Risk

Check-Up on Data Security: Protecting Employee Health Information

Check-Up on Data Security: Protecting Employee Health Information

This article was updated on July 12, 2018.

Employee wellness programs give organizations the opportunity to provide better health outcomes to their valued employees and help increase workplace productivity. Better health outcomes can lead to positive results, such as reduced company-paid health costs and reduced absenteeism. Yet, employee wellness programs come with a risk relating to the security of private health information collected in connection with those programs. Hackers are getting more technically capable every day and are increasingly targeting health records.

According to the U.S. Department of Health and Human Services, there have been over 400 "large" breaches (500 records or more breached) of protected health information in the last two years, impacting tens of millions of people. These breaches have happened via laptops, desktops, network servers, and portable electronic devices, as well as old-fashioned paper files.

Direct and Indirect Penalties for Breaches of Health Information

In addition to the public embarrassment and the justifiable anger from those who gave out their health information (assuming it would be kept confidential), there are regulatory penalties for failing to comply with privacy standards defined in the 1996 Health Insurance Portability and Accountability Act (HIPAA). Each violation of the law can cost you up to $50,000, and even more if you don't have adequate protective systems in place. HIPAA applies to anyone collecting and managing protected health information, which would include employee wellness programs. Whether you outsource your wellness program or manage it in-house, you'll need to maintain the data security of employee health information.

5 Best Practices for Health Data Security in Wellness Programs

1. Establish protocols

First and foremost, you should have clear privacy policies and procedures in place for anyone handling employee health data. Of course, those policies and procedures should be fully compliant with HIPAA and other related state laws. A firewall should also be installed between those handling the data on behalf of the wellness program and the people making all operational decisions. Because employees are already hesitant to disclose private health information, freely communicate that this information is only for the wellness program and no other purpose.

2. Educate systematically

Have regular and effective security and awareness training for all staff and vendors who work with protected health information. Every organization is only as strong as its weakest link, so employees who become casual about compliance (for example, leaving a post-it note with their passwords on their computer) put the entire reputation of the wellness program at risk.
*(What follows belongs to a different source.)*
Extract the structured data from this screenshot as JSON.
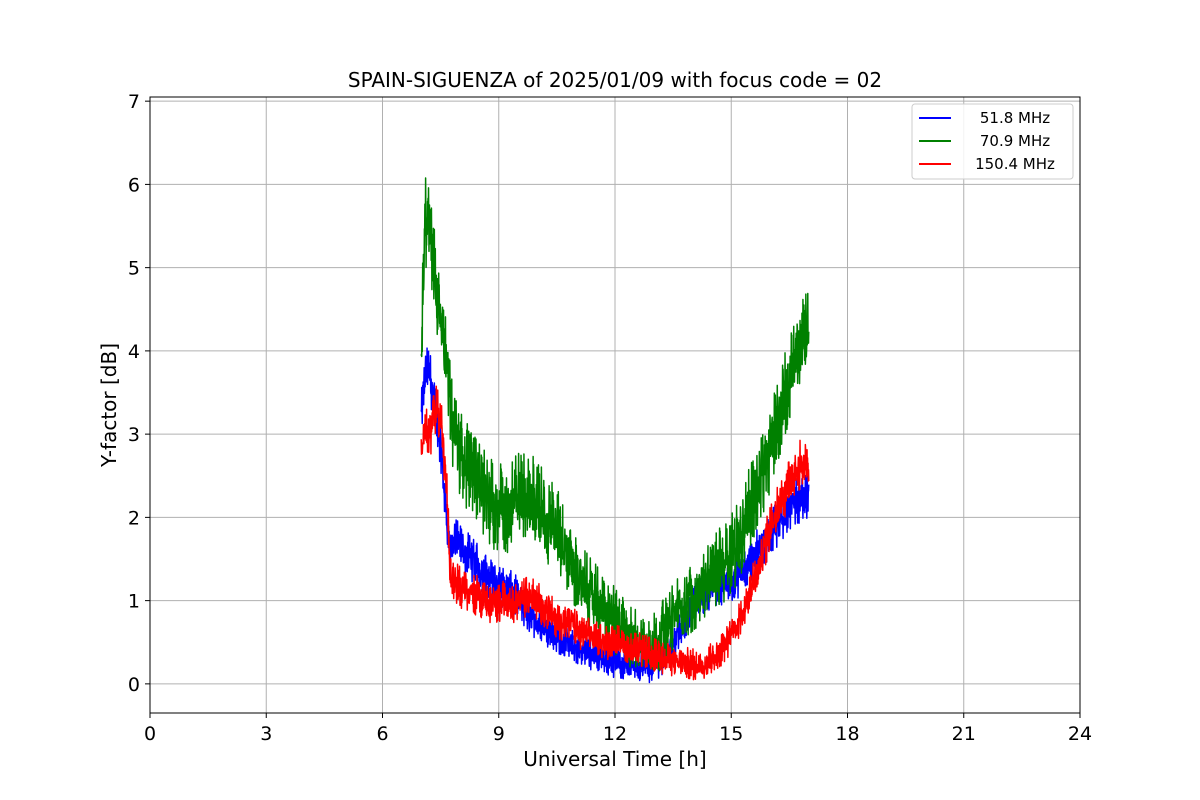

When staff working on the wellness program violate the rules, take it seriously and deal with the situation swiftly.

3. Encrypt data

Use strong data encryption, whether on a desktop, laptop, server or other device, as a way to keep data confidential. Encryption makes data unintelligible to anyone without the code to decrypt, so it's a pivotal layer of security against hackers. When sharing protected health care information by email, these messages should also be encrypted.

4. Employ secondary verification

Use multi-factor authentication as an additional security measure. This would require users who want to have access to protected information to have both a password and additional method, such as a smartcard, authentication app or biometric (a fingerprint, for example). Similar to encryption, multi-factor authentication represents a further level of data security in your efforts to prevent unauthorized disclosures of information.

5. Examine internally

Review and audit your policies and procedures, ensuring that your staff and partners are following them. Always retain your audit records in case your compliance efforts are called into question by regulators, who will then audit you independently. In every partner/supplier agreement, be certain that you reserve the right to audit said partner for compliance related to the protection of employee health information. Work with your partners to carefully define HIPAA compliance best practices, including the necessity of your partner's use of encryption and multi-factor authentication, which will help to certify that they don't transfer protected employee health data to anyone without your approval. The Office of the National Coordinator for Health Information Technology also offers a very detailed, 21-page "approach" to protect employee health information, with a wealth of related links and pertinent resources therein.